Accidental Revolution

Last week I visited with JVS, a terrific Boston-area organization whose mission “is to empower individuals from diverse communities to find employment and build careers, and to partner with employers to hire, develop, and retain productive workforces.”  I was reminded of my first experience with workforce development, one that was detailed in a 1986 edition of TEI Newsletter under the heading ‘A Revolution That Began With a Book.”  As I reflect now, I think the heading should have read “A Revolution That Began by Chance,” because the book in question, The Goal, while thought provoking, was only indirectly the trigger of the revolution.  Here’s the real story:

In 1986, as I had just been promoted to vice president of manufacturing, a copy of The Goal was serendipitously dropped in my lap by a visiting consultant.  I liked the book so much that I ordered four more copies for my managers.  They liked it too, mostly because they identified with the fictional plight of the story’s protagonist, Alex Rogo, a poor slob trying unsuccessfully to please the customer.   We all felt like Alex.

The next thing I did caused a few persons to question my sanity.  I purchased several hundred more copies of The Goal to distribute to every employee in manufacturing.  I thought to myself, “Here’s a story that articulates many of the problems we have, and recommends a path out of those problems.”  I wrote a short note to employees asking them to read the book and enclosed it with the book in the weekly paychecks.  “It’s an easy read,” I thought naively “that will align everyone’s thinking around continuous improvement.”  On Thursday afternoon, books and paychecks were distributed.

As left the building on Thursday, I noticed several dozen copies of the book strewn in the parking lot.   My first emotions were anger and betrayal.  What had I done to deserve this?  Didn’t employees want to learn?  Didn’t they want to do a better job?   I scooped up copies from the parking lot as if I was erasing graffiti, and, like Alex Rogo, went home to stew about my problems.
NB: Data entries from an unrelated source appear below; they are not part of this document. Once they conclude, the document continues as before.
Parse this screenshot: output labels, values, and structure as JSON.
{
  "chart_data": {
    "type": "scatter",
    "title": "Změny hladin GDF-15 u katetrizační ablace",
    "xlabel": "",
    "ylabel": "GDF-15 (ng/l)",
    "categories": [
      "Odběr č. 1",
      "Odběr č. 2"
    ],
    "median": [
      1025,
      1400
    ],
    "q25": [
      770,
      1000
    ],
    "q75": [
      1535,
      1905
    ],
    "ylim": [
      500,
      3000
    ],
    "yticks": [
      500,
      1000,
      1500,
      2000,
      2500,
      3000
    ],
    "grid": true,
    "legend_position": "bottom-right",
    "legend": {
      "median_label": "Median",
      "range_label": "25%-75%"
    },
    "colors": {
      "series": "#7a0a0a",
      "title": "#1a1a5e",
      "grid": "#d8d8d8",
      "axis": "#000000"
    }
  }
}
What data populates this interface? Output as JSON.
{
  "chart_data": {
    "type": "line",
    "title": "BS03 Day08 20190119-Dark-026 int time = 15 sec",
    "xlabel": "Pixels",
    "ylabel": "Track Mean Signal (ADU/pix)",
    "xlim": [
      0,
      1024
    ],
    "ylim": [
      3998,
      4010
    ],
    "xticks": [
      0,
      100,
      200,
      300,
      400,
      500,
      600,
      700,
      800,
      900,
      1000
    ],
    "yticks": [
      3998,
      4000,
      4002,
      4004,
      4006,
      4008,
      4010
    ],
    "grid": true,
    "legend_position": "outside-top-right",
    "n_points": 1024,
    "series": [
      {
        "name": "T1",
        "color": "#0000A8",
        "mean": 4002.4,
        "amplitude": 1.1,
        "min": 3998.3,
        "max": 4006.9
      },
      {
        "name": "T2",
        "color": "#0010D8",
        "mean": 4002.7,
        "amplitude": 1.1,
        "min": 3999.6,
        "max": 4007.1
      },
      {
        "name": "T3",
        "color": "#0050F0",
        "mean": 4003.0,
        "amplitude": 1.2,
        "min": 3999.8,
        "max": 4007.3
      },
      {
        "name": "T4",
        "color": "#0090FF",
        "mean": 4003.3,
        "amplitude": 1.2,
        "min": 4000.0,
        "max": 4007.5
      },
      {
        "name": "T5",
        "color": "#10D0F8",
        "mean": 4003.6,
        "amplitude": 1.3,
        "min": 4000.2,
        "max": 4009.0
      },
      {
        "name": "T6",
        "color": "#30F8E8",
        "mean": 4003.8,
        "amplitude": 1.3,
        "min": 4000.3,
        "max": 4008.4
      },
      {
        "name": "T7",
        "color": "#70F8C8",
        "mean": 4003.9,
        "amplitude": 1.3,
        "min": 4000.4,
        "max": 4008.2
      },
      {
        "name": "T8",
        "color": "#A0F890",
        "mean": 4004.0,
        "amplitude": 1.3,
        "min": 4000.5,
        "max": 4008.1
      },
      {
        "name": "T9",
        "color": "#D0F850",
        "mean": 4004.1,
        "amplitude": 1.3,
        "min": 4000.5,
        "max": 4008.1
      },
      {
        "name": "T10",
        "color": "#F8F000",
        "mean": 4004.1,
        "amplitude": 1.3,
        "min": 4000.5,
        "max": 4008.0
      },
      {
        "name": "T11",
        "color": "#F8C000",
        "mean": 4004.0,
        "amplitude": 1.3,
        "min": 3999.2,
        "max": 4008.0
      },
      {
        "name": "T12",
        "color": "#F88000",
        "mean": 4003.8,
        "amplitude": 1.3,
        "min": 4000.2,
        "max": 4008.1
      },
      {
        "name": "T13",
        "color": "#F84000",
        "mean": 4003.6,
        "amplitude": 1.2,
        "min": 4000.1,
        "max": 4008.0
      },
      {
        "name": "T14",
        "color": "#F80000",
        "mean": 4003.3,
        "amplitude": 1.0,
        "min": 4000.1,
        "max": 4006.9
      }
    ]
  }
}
The next morning I pulled together a quick meeting of managers and supervisors to get their reaction to the book trashing.   There were several I-told-you-so’s: “You should’ve known those folks would not read a book.”   But Evie, a production supervisor offered diplomatically, “Perhaps you insulted some employees because they can’t speak English.”   Suddenly I felt stupid.  It should have been obvious to me that communication in our plant was severely limited by lack of a common language. In fact, there were at least seven different languages spoken in our factory.  Many factory workers were bi-lingual, but their second language was French, not English.

Shortly thereafter, Evie submitted an employee suggestion that employees in her department be taught English.  Our HR manager ran with the idea, identifying an organization like JVS to provide ESOL (English for Speakers of Other Languages) training to any interested non-English speaking employees.  He also found state funding to pay for the training.   To the surprise of many, fifty employees signed up!

More surprising still was the change in thinking within the factory.  The company had invested in people, not just machines.  And the ROI was seen in more problem solving, better teamwork and more ideas.  The final irony was that the ESOL students were learning Japanese words as well, like Kaizen and Kanban and Poka-Yoke, as part of their English curriculum, in many cases better than our native English-speaking employees.

Are you investing in your employees?   The payback is huge.  Share a story.